Science Digital aims for this use case to empower researchers to leverage the platform as a tool for designing and executing autonomous lab workflows through assistive AI-driven robots and other physical systems.
This shift from digitisation to autonomous labs will refine robotic accuracy in the lower-risk environment of the national collection, paving the way for operations in more complex labs, domains and settings.
This vision of AI-driven biology was the focus of a paper published by Dr Stefan Harrer, Director of Science Digital, Dr Rahul Rane, CSIRO Senior Research Consultant in Applied Genomics, and Dr Robert Speight, Director of CSIRO's Advanced Engineering Biology Future Science Platform.
'Generative AI agents are transforming biology research: high resolution functional genome annotation for multiscale understanding of life' explores the game-changing integration of AI into biology.
By harnessing generative AI and advanced agentic tools, biologists can better interpret genomes, predict biological functions, and design novel systems.
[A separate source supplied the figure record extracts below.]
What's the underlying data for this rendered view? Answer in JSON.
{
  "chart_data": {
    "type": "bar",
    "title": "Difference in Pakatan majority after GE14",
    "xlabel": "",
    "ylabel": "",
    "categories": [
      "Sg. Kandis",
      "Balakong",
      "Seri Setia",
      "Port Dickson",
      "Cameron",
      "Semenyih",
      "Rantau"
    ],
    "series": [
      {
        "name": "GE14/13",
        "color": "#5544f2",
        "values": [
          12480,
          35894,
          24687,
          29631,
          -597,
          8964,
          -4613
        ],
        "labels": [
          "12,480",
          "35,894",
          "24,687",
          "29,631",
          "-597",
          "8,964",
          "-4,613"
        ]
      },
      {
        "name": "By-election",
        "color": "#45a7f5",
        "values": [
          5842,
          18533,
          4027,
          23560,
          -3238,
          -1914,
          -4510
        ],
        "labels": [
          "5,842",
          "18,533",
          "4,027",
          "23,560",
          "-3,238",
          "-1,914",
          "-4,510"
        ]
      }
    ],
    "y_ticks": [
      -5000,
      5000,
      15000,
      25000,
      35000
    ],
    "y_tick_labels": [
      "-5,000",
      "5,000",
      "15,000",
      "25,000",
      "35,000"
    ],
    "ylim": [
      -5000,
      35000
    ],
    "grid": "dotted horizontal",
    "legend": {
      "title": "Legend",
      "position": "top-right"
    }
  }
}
The paper emphasises the potential of these technologies to revolutionise drug discovery, crop development, and sustainable biomanufacturing.
Our Google partnership: a collaboration that enables transformation
To inform, inspire, and catalyse the use of AI in the Australian science community.
As a part of our five-year partnership with Google, Science Digital has entered a partnership with Google that utilises Google's capability to accelerate and transform Australian innovation.
Through the collaboration, Google and Science Digital will develop and showcase practical AI solutions to real-world challenges, including Science Digital's use cases Genomic annotation, and Digitisation of National Collections and Autonomous Labs.
As Science Digital's inaugural strategic partner, Google will play a critical role in raising awareness of Science Digital's initiatives globally, offer technical and ecosystem resources, and encourage scientists to harness the capabilities of AI.